Just weeks after making that statement, CDC director Rochelle Walensky signed onto a joint statement saying that vaccine protection was waning and that boosters “will be needed to maximize vaccine-induced protection and prolong its durability.”
Top FDA officials speak out against COVID boosters
In an opinion piece published Sept. 2021 in the Lancet, Marion Gruber and Krause, the two senior FDA vaccine officials who stepped down after being pressured to authorize boosters, said current evidence did not support giving boosters to the general population.
The scientists said the benefits of COVID vaccination outweigh the risks, but there could be risks to boosters if they are widely introduced too soon, or too frequently, “especially with vaccines that can have immune-mediated side-effects (such as myocarditis, which is more common after the second dose of some mRNA vaccines, or Guillain-Barre syndrome, which has been associated with adenovirus-vectored COVID-19 vaccines).”
“If unnecessary boosting causes significant adverse reactions, there could be implications for vaccine acceptance that go beyond COVID-19 vaccines.

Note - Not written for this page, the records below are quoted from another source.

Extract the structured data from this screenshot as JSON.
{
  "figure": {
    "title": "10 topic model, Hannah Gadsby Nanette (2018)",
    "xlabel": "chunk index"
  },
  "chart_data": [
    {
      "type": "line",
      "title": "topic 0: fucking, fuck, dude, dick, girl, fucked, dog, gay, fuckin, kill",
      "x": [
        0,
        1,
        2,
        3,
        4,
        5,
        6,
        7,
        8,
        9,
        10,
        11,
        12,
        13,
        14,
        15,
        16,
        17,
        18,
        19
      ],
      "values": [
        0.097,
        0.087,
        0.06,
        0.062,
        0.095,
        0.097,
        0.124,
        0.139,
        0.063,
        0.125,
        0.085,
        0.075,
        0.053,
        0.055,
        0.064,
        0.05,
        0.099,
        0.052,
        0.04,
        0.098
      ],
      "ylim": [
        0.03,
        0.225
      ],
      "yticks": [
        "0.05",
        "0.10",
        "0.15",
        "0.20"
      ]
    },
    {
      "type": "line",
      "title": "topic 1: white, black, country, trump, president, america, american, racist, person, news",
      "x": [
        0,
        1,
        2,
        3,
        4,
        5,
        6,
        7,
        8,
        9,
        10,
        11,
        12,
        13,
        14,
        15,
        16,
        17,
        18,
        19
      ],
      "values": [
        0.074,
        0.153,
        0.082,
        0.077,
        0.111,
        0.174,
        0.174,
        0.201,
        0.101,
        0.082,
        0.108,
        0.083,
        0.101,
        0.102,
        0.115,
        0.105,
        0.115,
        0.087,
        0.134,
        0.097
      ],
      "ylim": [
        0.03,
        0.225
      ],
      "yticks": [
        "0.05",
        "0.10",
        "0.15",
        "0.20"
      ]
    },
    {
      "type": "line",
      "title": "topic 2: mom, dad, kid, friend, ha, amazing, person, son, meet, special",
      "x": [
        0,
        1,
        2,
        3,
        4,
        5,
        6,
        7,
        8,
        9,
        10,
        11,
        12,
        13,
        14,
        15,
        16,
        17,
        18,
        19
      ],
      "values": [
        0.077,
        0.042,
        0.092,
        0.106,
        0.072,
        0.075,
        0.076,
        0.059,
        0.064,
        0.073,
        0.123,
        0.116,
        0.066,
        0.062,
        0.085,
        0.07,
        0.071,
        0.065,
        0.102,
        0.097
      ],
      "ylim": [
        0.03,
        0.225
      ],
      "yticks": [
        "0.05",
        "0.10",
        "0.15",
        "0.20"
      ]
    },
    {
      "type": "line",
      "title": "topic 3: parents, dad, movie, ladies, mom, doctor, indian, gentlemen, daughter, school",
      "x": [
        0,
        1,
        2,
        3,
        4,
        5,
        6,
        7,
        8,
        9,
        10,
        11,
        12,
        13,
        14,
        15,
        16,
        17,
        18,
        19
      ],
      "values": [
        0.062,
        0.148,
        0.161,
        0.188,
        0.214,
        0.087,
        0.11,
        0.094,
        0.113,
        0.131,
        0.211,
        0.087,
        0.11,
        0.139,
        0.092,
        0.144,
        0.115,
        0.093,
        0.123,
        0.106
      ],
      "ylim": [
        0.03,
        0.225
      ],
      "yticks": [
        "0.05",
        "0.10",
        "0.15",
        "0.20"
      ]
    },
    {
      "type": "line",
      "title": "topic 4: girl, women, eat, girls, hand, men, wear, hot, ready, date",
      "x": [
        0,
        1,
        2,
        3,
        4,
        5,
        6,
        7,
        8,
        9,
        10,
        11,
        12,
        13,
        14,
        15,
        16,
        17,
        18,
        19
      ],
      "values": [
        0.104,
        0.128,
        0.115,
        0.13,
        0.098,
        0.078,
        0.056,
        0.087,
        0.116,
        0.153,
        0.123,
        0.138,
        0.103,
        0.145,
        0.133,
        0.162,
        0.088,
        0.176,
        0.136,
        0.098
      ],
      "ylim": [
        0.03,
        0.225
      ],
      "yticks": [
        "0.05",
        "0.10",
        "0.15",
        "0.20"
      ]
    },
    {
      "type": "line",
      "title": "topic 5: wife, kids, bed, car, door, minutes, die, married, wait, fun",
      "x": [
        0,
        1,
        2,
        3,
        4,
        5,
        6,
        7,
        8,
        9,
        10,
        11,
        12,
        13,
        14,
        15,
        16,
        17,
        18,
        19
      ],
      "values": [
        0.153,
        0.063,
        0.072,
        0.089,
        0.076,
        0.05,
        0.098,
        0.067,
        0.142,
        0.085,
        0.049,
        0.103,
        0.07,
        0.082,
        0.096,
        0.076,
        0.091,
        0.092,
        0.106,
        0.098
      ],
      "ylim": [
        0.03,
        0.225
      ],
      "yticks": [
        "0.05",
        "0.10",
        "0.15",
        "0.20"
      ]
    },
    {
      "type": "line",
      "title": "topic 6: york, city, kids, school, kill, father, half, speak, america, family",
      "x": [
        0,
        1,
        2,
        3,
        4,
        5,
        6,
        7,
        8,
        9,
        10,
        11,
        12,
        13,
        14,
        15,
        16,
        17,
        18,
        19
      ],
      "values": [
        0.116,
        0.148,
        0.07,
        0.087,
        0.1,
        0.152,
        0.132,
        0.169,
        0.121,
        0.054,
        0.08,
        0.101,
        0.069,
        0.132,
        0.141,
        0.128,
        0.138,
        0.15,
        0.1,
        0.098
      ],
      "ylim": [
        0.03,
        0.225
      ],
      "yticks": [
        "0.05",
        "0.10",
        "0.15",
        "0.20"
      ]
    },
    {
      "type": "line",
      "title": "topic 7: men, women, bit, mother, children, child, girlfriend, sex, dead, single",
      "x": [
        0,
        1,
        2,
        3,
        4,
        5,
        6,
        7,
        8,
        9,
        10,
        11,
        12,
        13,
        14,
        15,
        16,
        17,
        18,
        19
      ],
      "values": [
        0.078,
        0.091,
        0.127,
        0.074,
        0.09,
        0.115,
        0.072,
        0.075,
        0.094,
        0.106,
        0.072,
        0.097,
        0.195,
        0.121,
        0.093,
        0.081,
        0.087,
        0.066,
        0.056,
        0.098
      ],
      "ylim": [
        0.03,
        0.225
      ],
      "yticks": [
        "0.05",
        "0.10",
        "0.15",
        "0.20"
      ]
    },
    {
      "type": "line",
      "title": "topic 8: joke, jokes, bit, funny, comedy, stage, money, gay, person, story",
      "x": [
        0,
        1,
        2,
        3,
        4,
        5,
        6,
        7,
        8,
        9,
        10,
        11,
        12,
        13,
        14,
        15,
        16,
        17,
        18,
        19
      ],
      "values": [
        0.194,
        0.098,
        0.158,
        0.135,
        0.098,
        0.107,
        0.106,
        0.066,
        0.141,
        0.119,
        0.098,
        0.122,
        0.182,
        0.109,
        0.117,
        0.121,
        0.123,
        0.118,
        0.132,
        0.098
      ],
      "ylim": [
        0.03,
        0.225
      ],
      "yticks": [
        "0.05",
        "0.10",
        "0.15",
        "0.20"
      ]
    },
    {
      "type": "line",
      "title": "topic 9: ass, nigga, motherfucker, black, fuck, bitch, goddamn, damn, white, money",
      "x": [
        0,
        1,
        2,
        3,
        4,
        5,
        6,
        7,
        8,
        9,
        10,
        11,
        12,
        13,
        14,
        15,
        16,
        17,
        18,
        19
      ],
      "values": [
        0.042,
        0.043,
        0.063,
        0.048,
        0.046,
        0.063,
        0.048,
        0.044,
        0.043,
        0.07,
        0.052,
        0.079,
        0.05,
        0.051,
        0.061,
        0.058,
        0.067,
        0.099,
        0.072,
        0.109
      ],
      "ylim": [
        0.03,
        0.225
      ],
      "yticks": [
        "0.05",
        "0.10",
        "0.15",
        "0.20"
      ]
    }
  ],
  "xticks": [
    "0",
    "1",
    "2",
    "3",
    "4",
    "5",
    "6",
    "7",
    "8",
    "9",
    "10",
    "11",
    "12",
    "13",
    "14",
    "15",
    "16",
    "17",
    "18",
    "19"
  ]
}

Thus, widespread boosting should be undertaken only if there is clear evidence that it is appropriate,” the scientists wrote.
Gruber and Krause emphasized “careful and public scrutiny of evolving data will be needed to assure boosting is informed by reliable science more than politics.”
“The message that boosting might soon be needed, if not justified by robust data and analysis, could adversely affect confidence in vaccines and undermine messaging about the value of primary vaccination. Public health authorities should also carefully consider the consequences for primary vaccination campaigns of endorsing boosters only for selected vaccines,” they wrote.
In September 2021, Gruber and Krause announced they were leaving the FDA. They were reportedly upset that the Biden administration said adults should get a booster eight months after they received a second dose — prior to boosters undergoing review or receiving approval by the FDA.
Neither Gruber nor Krause believed there was enough data to justify offering booster shots, sources said, and both viewed the announcement, amplified by President Biden, as pressure on the FDA to quickly authorize them.